In her book, in her rememberings, Sinéad acknowledged the years that followed were often difficult. There was outright cruelty and a dearth of allies in her chosen profession. At some point, she saw the backlash as freeing. It took her away from the brutal churn of expectation and imperious manipulation that sent her stomping off to demand a barber shave her head bald after a record company executive said she needed to make herself look prettier to help move product. No one really believed she was going to sell records by the truckload again. It didn’t matter if it stemmed from exasperation, no one was going to bother telling her she could be herself anymore.

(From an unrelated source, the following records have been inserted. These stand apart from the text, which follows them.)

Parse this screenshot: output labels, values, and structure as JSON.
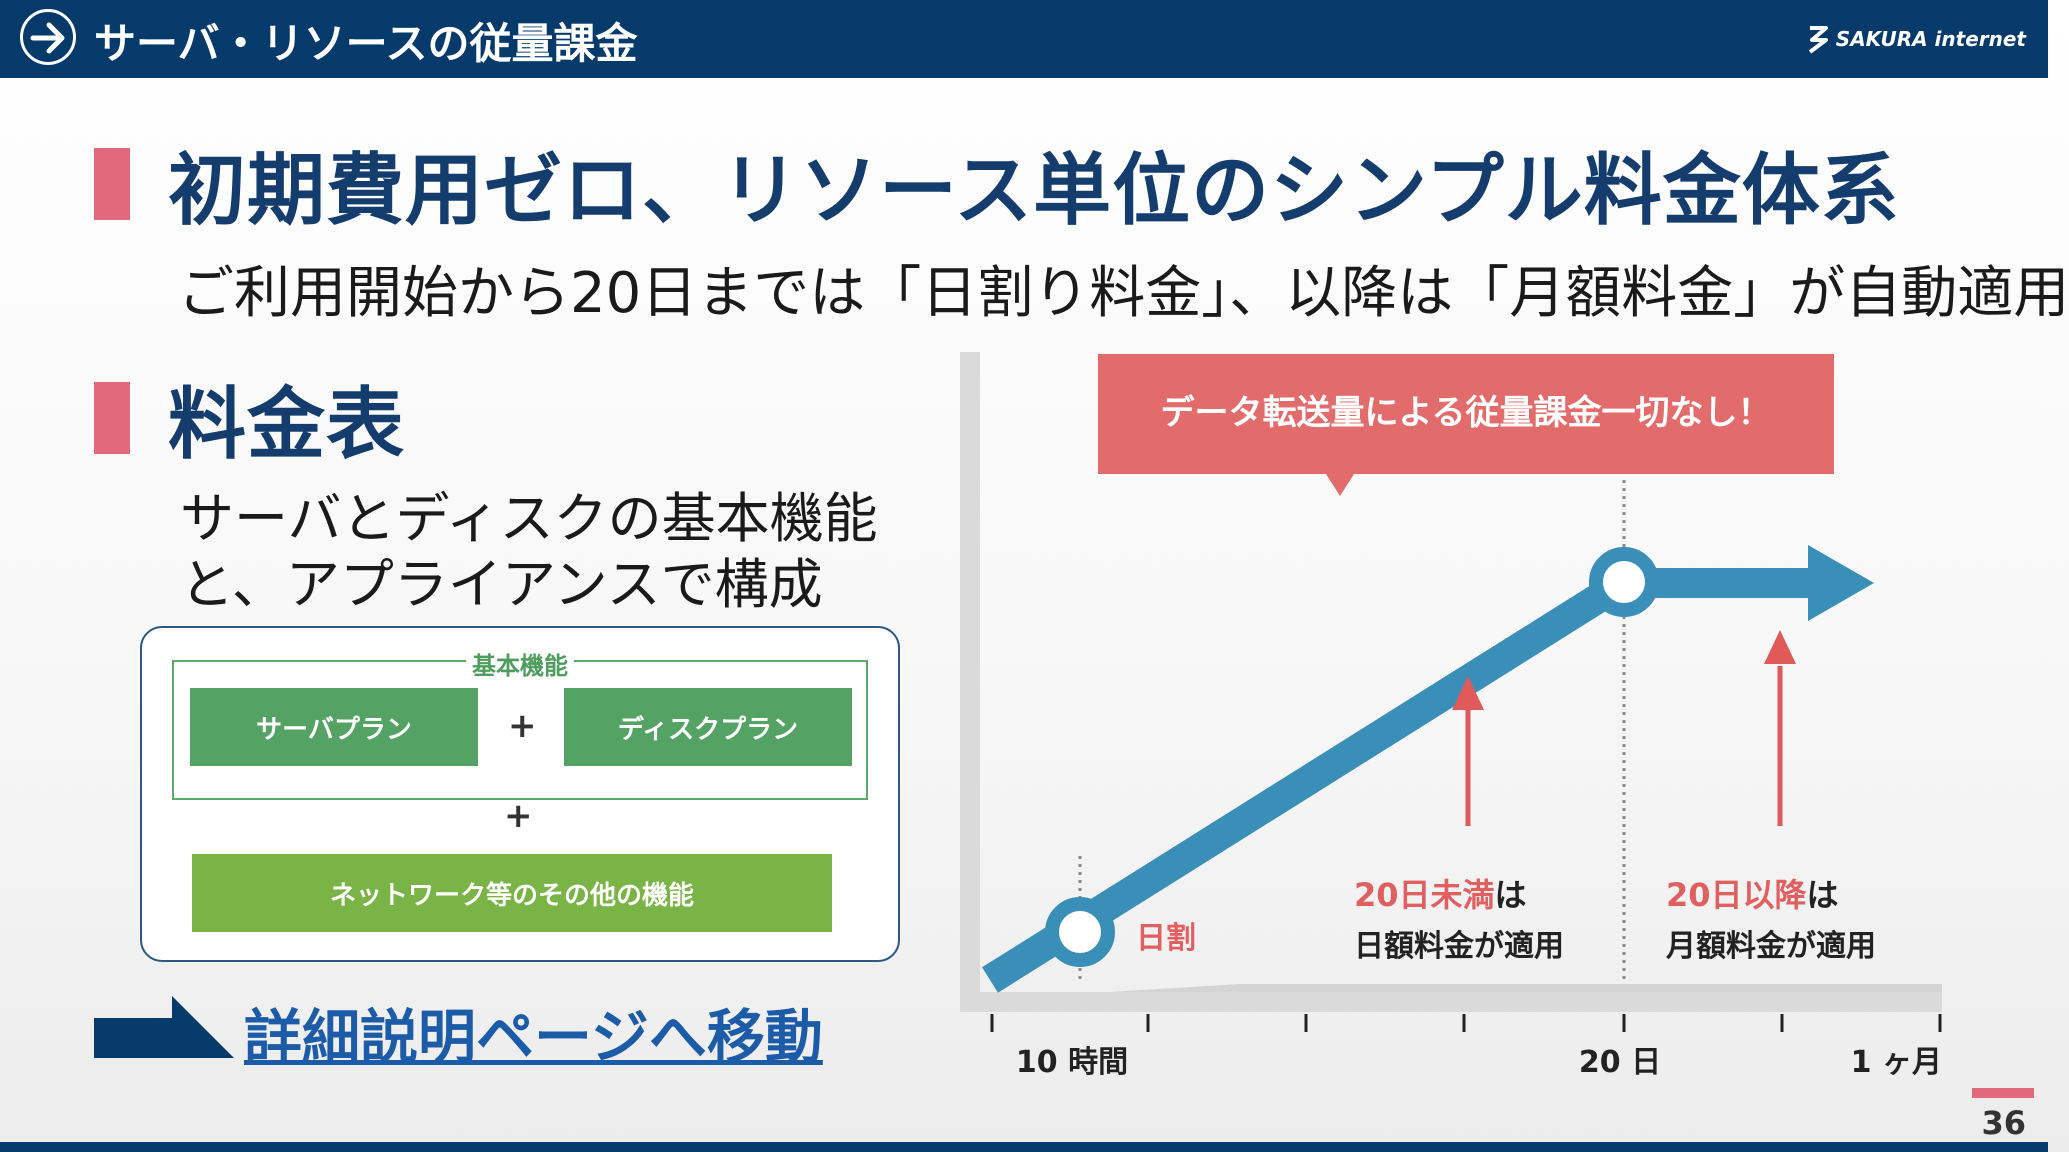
{
  "header": {
    "title": "サーバ・リソースの従量課金",
    "logo_text": "SAKURA internet",
    "arrow_icon": "arrow-right-circle-icon"
  },
  "headline": "初期費用ゼロ、リソース単位のシンプル料金体系",
  "subheadline": "ご利用開始から20日までは「日割り料金」、以降は「月額料金」が自動適用",
  "section_heading": "料金表",
  "description": "サーバとディスクの基本機能と、アプライアンスで構成",
  "panel": {
    "basic_label": "基本機能",
    "server_plan": "サーバプラン",
    "disk_plan": "ディスクプラン",
    "plus": "+",
    "network": "ネットワーク等のその他の機能"
  },
  "detail_link": "詳細説明ページへ移動",
  "chart_data": {
    "type": "line",
    "callout": "データ転送量による従量課金一切なし！",
    "x_ticks": [
      "10 時間",
      "20 日",
      "1 ヶ月"
    ],
    "point_label": "日割",
    "annotations": [
      {
        "highlight": "20日未満",
        "suffix": "は",
        "line2": "日額料金が適用"
      },
      {
        "highlight": "20日以降",
        "suffix": "は",
        "line2": "月額料金が適用"
      }
    ],
    "colors": {
      "line": "#3a8fb8",
      "callout": "#e26b6b",
      "arrow": "#e05a5a"
    }
  },
  "page_number": "36"
}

“Be imperfect. Be mad, even.”
That doesn’t mean she was free from the trauma she carried. Sinéad lived a complicated, messy life. Not acknowledging that because remembrance invites elision of. the uncomfortable parts of a person would be a betrayal. After all, she was a truth-teller. Whatever those faults or failings, she was clearly devoted to those she cared for and inspired devotion in return. More than a decade after he was the one person to support Sinéad when she was booed mercilessly at a Bob Dylan tribute concert, Kris Kristofferson recorded a song he wrote in tribute to her and invited her to perform with him on television shows that otherwise wouldn’t have spared a moment’s airtime for her.

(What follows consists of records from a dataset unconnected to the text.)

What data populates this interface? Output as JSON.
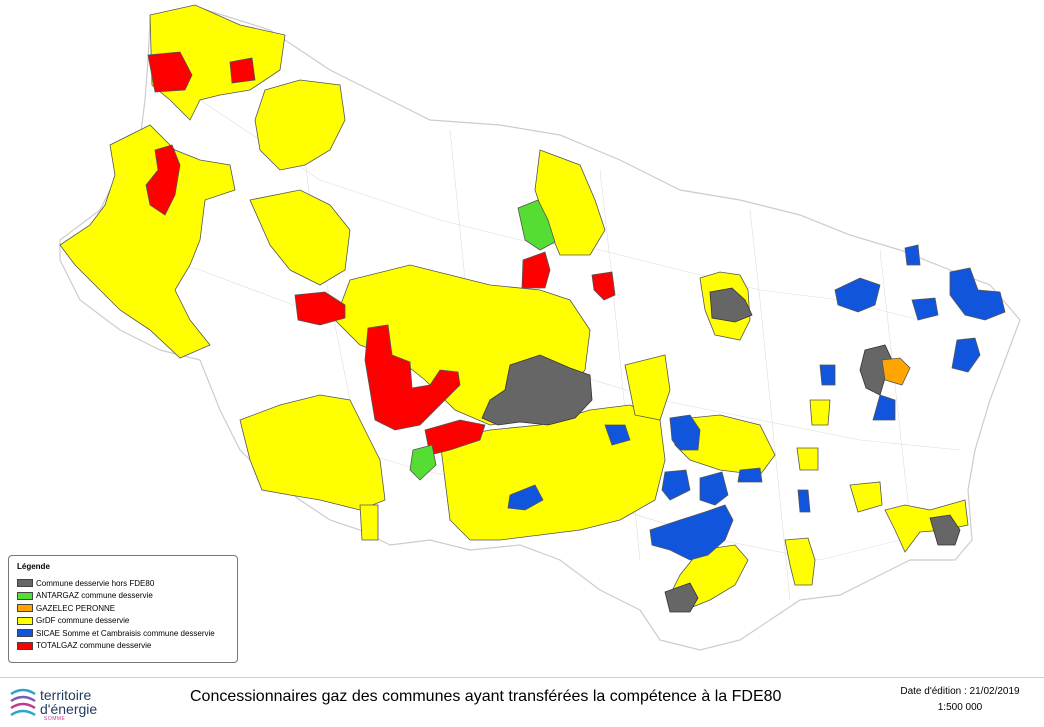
{
  "legend": {
    "title": "Légende",
    "items": [
      {
        "label": "Commune desservie hors FDE80",
        "color": "#666666"
      },
      {
        "label": "ANTARGAZ commune desservie",
        "color": "#55dd33"
      },
      {
        "label": "GAZELEC PERONNE",
        "color": "#ffa500"
      },
      {
        "label": "GrDF commune desservie",
        "color": "#ffff00"
      },
      {
        "label": "SICAE Somme et Cambraisis commune desservie",
        "color": "#1155dd"
      },
      {
        "label": "TOTALGAZ commune desservie",
        "color": "#ff0000"
      }
    ]
  },
  "footer": {
    "logo_line1": "territoire",
    "logo_line2": "d'énergie",
    "logo_line3": "SOMME",
    "title": "Concessionnaires gaz des communes ayant transférées la compétence à la FDE80",
    "date": "Date d'édition : 21/02/2019",
    "scale": "1:500 000"
  },
  "colors": {
    "outline": "#cccccc",
    "border": "#555555"
  }
}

Sinéad’s talent was astounding. Her songwriting was raw, and her singing was a supernova. Twenty-five years ago this summer, I attended the Guinness Fleadh Festival in Chicago, and she was one of the headliners. In truth, we weren’t planning to watch her. It felt like a lifetime had passed since her most triumphant albums, and there were other stages to get to. But she started her set while we were in earshot, and the effect was immediate. Every note was sung with inconceivable power and clarity. Sinéad was mesmerizing. We were nowhere near the stage, but it seemed like she was right next to us in a way that wasn’t explained by the amplification. Without a doubt, it was because of her. With that microphone in front of her, I believed she could send the whole world reeling.
“I’m just a troubled soul who needs to scream into mikes now and then.”